By Nicole Schnitzler for Tasting Table | Photograph by Matthew Gilson



It's only appropriate that when I meet with Rodrick Markus, owner of Rare Tea Cellar in Chicago's Ravenswood neighborhood, we sit down for a cup of tea.


"What you're tasting here is ancient tea tree flowers that grow from the pu-erh tea tree," Markus says, pouring us each a cup before he sits down at his desk behind what seems like thousands of obscure ingredients lining the walls of his office, including birch syrup from Alaska, violet syrup from Provence and extra virgin olive oil from Rioja. "These tea tree flowers were originally just discarded, but they're now starting to come to market."

It's a market that Markus has come to know exceptionally well in the past 20 years since he started Rare Tea Cellar, a wholesale company that supplies specialty, difficult-to-find teas and products to more than 1,300 groundbreaking clients, including Michelin-starred Chicago giants like AlineaOriole and Grace.

For Markus, the journey started with a high school trip to England. "I loved the idea of having afternoon tea, and from that point on, I drank it all the time," he says. "There are only a few things I've found that can bring about real mental meditation, and tea is one of them."

 

Markus currently stocks more than 2,000 kinds of tea (both single-estate variations and blends), in addition to more than 5,000 rare ingredients spanning Sicilian emerald pistachios to Okinawa sea grapes.

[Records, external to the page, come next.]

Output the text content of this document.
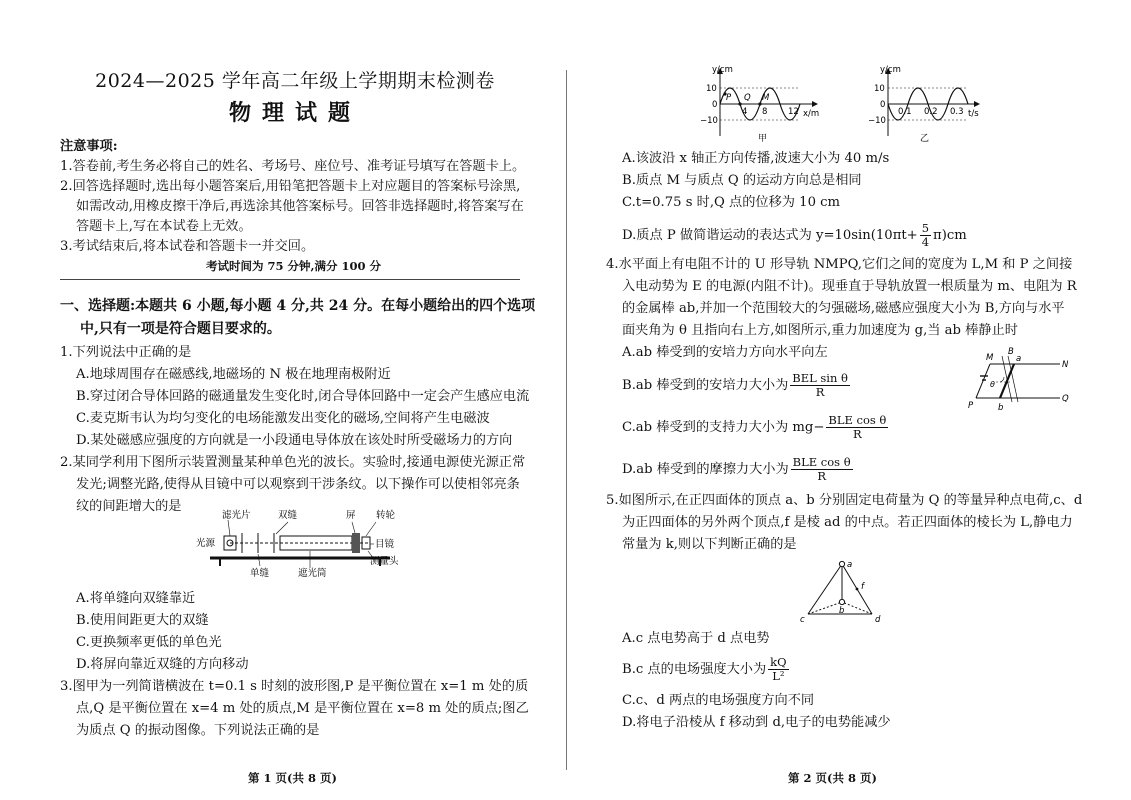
2024—2025 学年高二年级上学期期末检测卷
物理试题
注意事项:
1.答卷前,考生务必将自己的姓名、考场号、座位号、准考证号填写在答题卡上。
2.回答选择题时,选出每小题答案后,用铅笔把答题卡上对应题目的答案标号涂黑,
如需改动,用橡皮擦干净后,再选涂其他答案标号。回答非选择题时,将答案写在
答题卡上,写在本试卷上无效。
3.考试结束后,将本试卷和答题卡一并交回。
考试时间为 75 分钟,满分 100 分
一、选择题:本题共 6 小题,每小题 4 分,共 24 分。在每小题给出的四个选项
中,只有一项是符合题目要求的。
1.下列说法中正确的是
A.地球周围存在磁感线,地磁场的 N 极在地理南极附近
B.穿过闭合导体回路的磁通量发生变化时,闭合导体回路中一定会产生感应电流
C.麦克斯韦认为均匀变化的电场能激发出变化的磁场,空间将产生电磁波
D.某处磁感应强度的方向就是一小段通电导体放在该处时所受磁场力的方向
2.某同学利用下图所示装置测量某种单色光的波长。实验时,接通电源使光源正常
发光;调整光路,使得从目镜中可以观察到干涉条纹。以下操作可以使相邻亮条
纹的间距增大的是
滤光片	双缝	屏 转轮
光源	目镜
测量头
单缝	遮光筒
A.将单缝向双缝靠近
B.使用间距更大的双缝
C.更换频率更低的单色光
D.将屏向靠近双缝的方向移动
3.图甲为一列简谐横波在 t=0.1 s 时刻的波形图,P 是平衡位置在 x=1 m 处的质
点,Q 是平衡位置在 x=4 m 处的质点,M 是平衡位置在 x=8 m 处的质点;图乙
为质点 Q 的振动图像。下列说法正确的是
第 1 页(共 8 页)
y/cm
x/m
10
0
−10
4 8 12
P Q M
甲
y/cm
t/s
10
0
−10
0.1 0.2 0.3
乙
A.该波沿 x 轴正方向传播,波速大小为 40 m/s
B.质点 M 与质点 Q 的运动方向总是相同
C.t=0.75 s 时,Q 点的位移为 10 cm
D.质点 P 做简谐运动的表达式为 $y=10\sin(10\pi t+ \frac{5}{4} \pi)cm$
4.水平面上有电阻不计的 U 形导轨 NMPQ,它们之间的宽度为 L,M 和 P 之间接
入电动势为 E 的电源(内阻不计)。现垂直于导轨放置一根质量为 m、电阻为 R
的金属棒 ab,并加一个范围较大的匀强磁场,磁感应强度大小为 B,方向与水平
面夹角为 θ 且指向右上方,如图所示,重力加速度为 g,当 ab 棒静止时
A.ab 棒受到的安培力方向水平向左
B.ab 棒受到的安培力大小为 $\frac{\text{BEL sin θ}}{R}$
C.ab 棒受到的支持力大小为 $mg- \frac{\text{BLE cos θ}}{R}$
D.ab 棒受到的摩擦力大小为 $\frac{\text{BLE cos θ}}{R}$
M
B
a
N
θ
P	b
Q
5.如图所示,在正四面体的顶点 a、b 分别固定电荷量为 Q 的等量异种点电荷,c、d
为正四面体的另外两个顶点,f 是棱 ad 的中点。若正四面体的棱长为 L,静电力
常量为 k,则以下判断正确的是
a
b
c	d
f
A.c 点电势高于 d 点电势
B.c 点的电场强度大小为 $\frac{kQ}{\text{L²}}$
C.c、d 两点的电场强度方向不同
D.将电子沿棱从 f 移动到 d,电子的电势能减少
第 2 页(共 8 页)
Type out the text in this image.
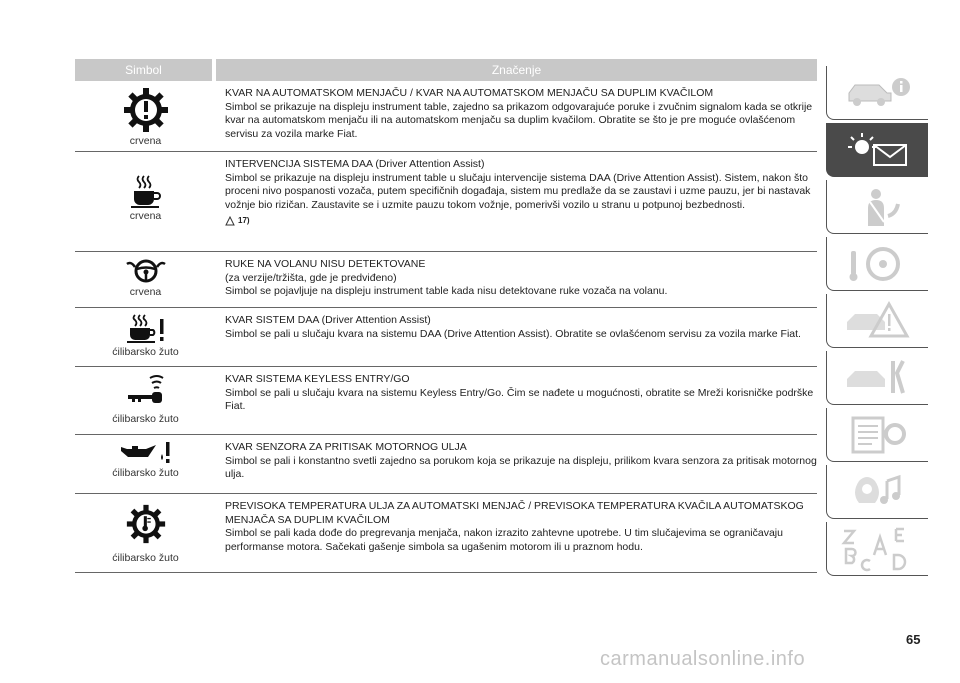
Simbol	Značenje
crvena
KVAR NA AUTOMATSKOM MENJAČU / KVAR NA AUTOMATSKOM MENJAČU SA DUPLIM KVAČILOM
Simbol se prikazuje na displeju instrument table, zajedno sa prikazom odgovarajuće poruke i zvučnim signalom kada se otkrije kvar na automatskom menjaču ili na automatskom menjaču sa duplim kvačilom. Obratite se što je pre moguće ovlašćenom servisu za vozila marke Fiat.
crvena
INTERVENCIJA SISTEMA DAA (Driver Attention Assist)
Simbol se prikazuje na displeju instrument table u slučaju intervencije sistema DAA (Drive Attention Assist). Sistem, nakon što proceni nivo pospanosti vozača, putem specifičnih događaja, sistem mu predlaže da se zaustavi i uzme pauzu, jer bi nastavak vožnje bio rizičan. Zaustavite se i uzmite pauzu tokom vožnje, pomerivši vozilo u stranu u potpunoj bezbednosti.
17)
crvena
RUKE NA VOLANU NISU DETEKTOVANE
(za verzije/tržišta, gde je predviđeno)
Simbol se pojavljuje na displeju instrument table kada nisu detektovane ruke vozača na volanu.
ćilibarsko žuto
KVAR SISTEM DAA (Driver Attention Assist)
Simbol se pali u slučaju kvara na sistemu DAA (Drive Attention Assist). Obratite se ovlašćenom servisu za vozila marke Fiat.
ćilibarsko žuto
KVAR SISTEMA KEYLESS ENTRY/GO
Simbol se pali u slučaju kvara na sistemu Keyless Entry/Go. Čim se nađete u mogućnosti, obratite se Mreži korisničke podrške Fiat.
ćilibarsko žuto
KVAR SENZORA ZA PRITISAK MOTORNOG ULJA
Simbol se pali i konstantno svetli zajedno sa porukom koja se prikazuje na displeju, prilikom kvara senzora za pritisak motornog ulja.
ćilibarsko žuto
PREVISOKA TEMPERATURA ULJA ZA AUTOMATSKI MENJAČ / PREVISOKA TEMPERATURA KVAČILA AUTOMATSKOG MENJAČA SA DUPLIM KVAČILOM
Simbol se pali kada dođe do pregrevanja menjača, nakon izrazito zahtevne upotrebe. U tim slučajevima se ograničavaju performanse motora. Sačekati gašenje simbola sa ugašenim motorom ili u praznom hodu.
65
carmanualsonline.info
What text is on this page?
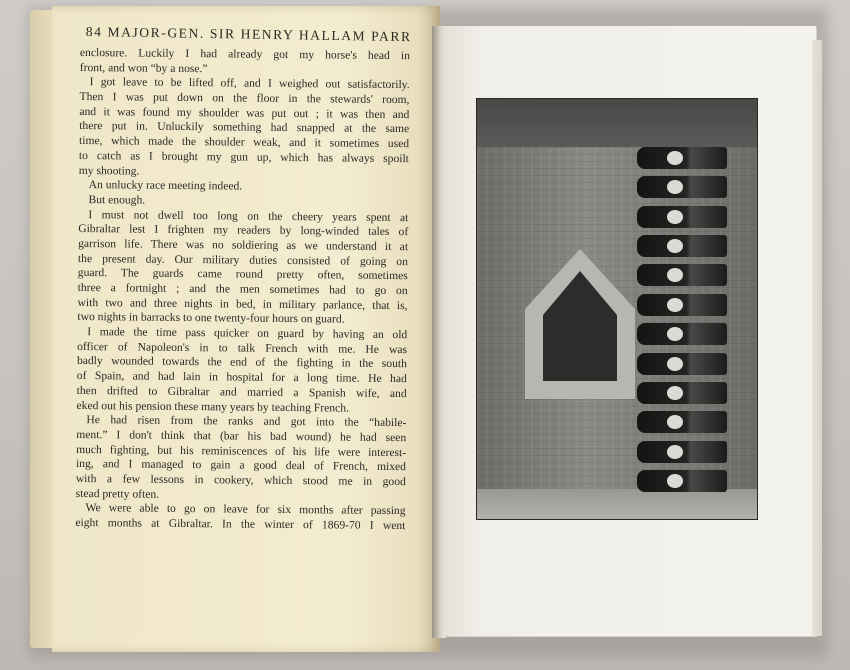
84 MAJOR-GEN. SIR HENRY HALLAM PARR
enclosure. Luckily I had already got my horse's head in
front, and won “by a nose.”
I got leave to be lifted off, and I weighed out satisfactorily.
Then I was put down on the floor in the stewards' room,
and it was found my shoulder was put out ; it was then and
there put in. Unluckily something had snapped at the same
time, which made the shoulder weak, and it sometimes used
to catch as I brought my gun up, which has always spoilt
my shooting.
An unlucky race meeting indeed.
But enough.
I must not dwell too long on the cheery years spent at
Gibraltar lest I frighten my readers by long-winded tales of
garrison life. There was no soldiering as we understand it at
the present day. Our military duties consisted of going on
guard. The guards came round pretty often, sometimes
three a fortnight ; and the men sometimes had to go on
with two and three nights in bed, in military parlance, that is,
two nights in barracks to one twenty-four hours on guard.
I made the time pass quicker on guard by having an old
officer of Napoleon's in to talk French with me. He was
badly wounded towards the end of the fighting in the south
of Spain, and had lain in hospital for a long time. He had
then drifted to Gibraltar and married a Spanish wife, and
eked out his pension these many years by teaching French.
He had risen from the ranks and got into the “habile-
ment.” I don't think that (bar his bad wound) he had seen
much fighting, but his reminiscences of his life were interest-
ing, and I managed to gain a good deal of French, mixed
with a few lessons in cookery, which stood me in good
stead pretty often.
We were able to go on leave for six months after passing
eight months at Gibraltar. In the winter of 1869-70 I went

Between a slew of international phone calls, making trips to the customs counter at O'Hare Airport and hopping on a plane himself, Markus stops at nothing to find products that round out his portfolio—and chefs know it. 

Take, for example, sourcing wild fraises de bois from Malaga, Spain for Noah Sandoval of Oriole, seaweed cider vinegar for Matt Kirkley of Coi, or oversized cinnamon sticks from Anhui, China, for Alinea's Grant Achatz.

"We get to work with some of the best chefs in the world, and when people are open to trying out new ingredients, it changes everything," he says.

Markus credits Paul Kahan of Chicago's Blackbird with kicking things off for Rare Tea about 15 years ago.

 

"I wanted to develop a tea list that would read like a wine list—not everyone's going to order the '82 Petrus, but they might order something just below it because everything begins looking reasonable after you see an '82 Petrus," he says. "Paul was one of the first guys to have me put a $150 pot of tea on the menu at Blackbird, and we sold a couple of them within the first week. It was great." 

Not everyone was on board from the get-go, especially the wine pros Markus was trying to chat with at the time. "Every sommelier was so annoyed with me back then. They were like, 'Oh my gosh, I have to sit in on a tea tasting? Lame,'" he recalls. "But now people are a lot more open, and they realize that to be a master taster of anything, whether you're in wine, spirits or food, you have to taste everything, all the time." 

It's exactly what he encourages clients to do when they walk through his doors (known as the "lab"), where thousands of ingredients and inspiration awaits. "Getting chefs in here puts them in the zone, and I tell them to taste, touch, smell, light things on fire—however it is they'll appreciate the product. It's led to a lot of breakthroughs," he says. "It sometimes feels like this room becomes a palette for these artists, and I'm still blown away when I can show a client something new that they've never seen before."

It was only when Andrew Zimmern of Bizarre Foods came to do a taping that Markus realized he may have met his match. "I was like, 'This guy has tasted everything—what am I going to bring him that he's not going to know about?'" Of the 30 ingredients he showed Zimmern, nine of them were brand-new for the chef. "It's fun when you get a little proof in the pudding to remind you that you're doing something special," Markus says.

Or maybe it was the saffron tasting he did with Grant Achatz, the genmaicha selection he took part in with team Oriole, or the "Rod Tacos" he downed with Vespertine's Jordan Kahn (a Rare Tea exclusive of truffles, jamon, and caviar) that confirmed that he's in the right place at the right time.

"What helps me wake up every day is the fact that I get to work with some of the greatest minds out there," Markus says. "It makes it worth 200 phone calls for one varietal of cinnamon, or calling around for four years for a marine vinegar that's never before been brought to the States—it's all about that constant quest for something new and special."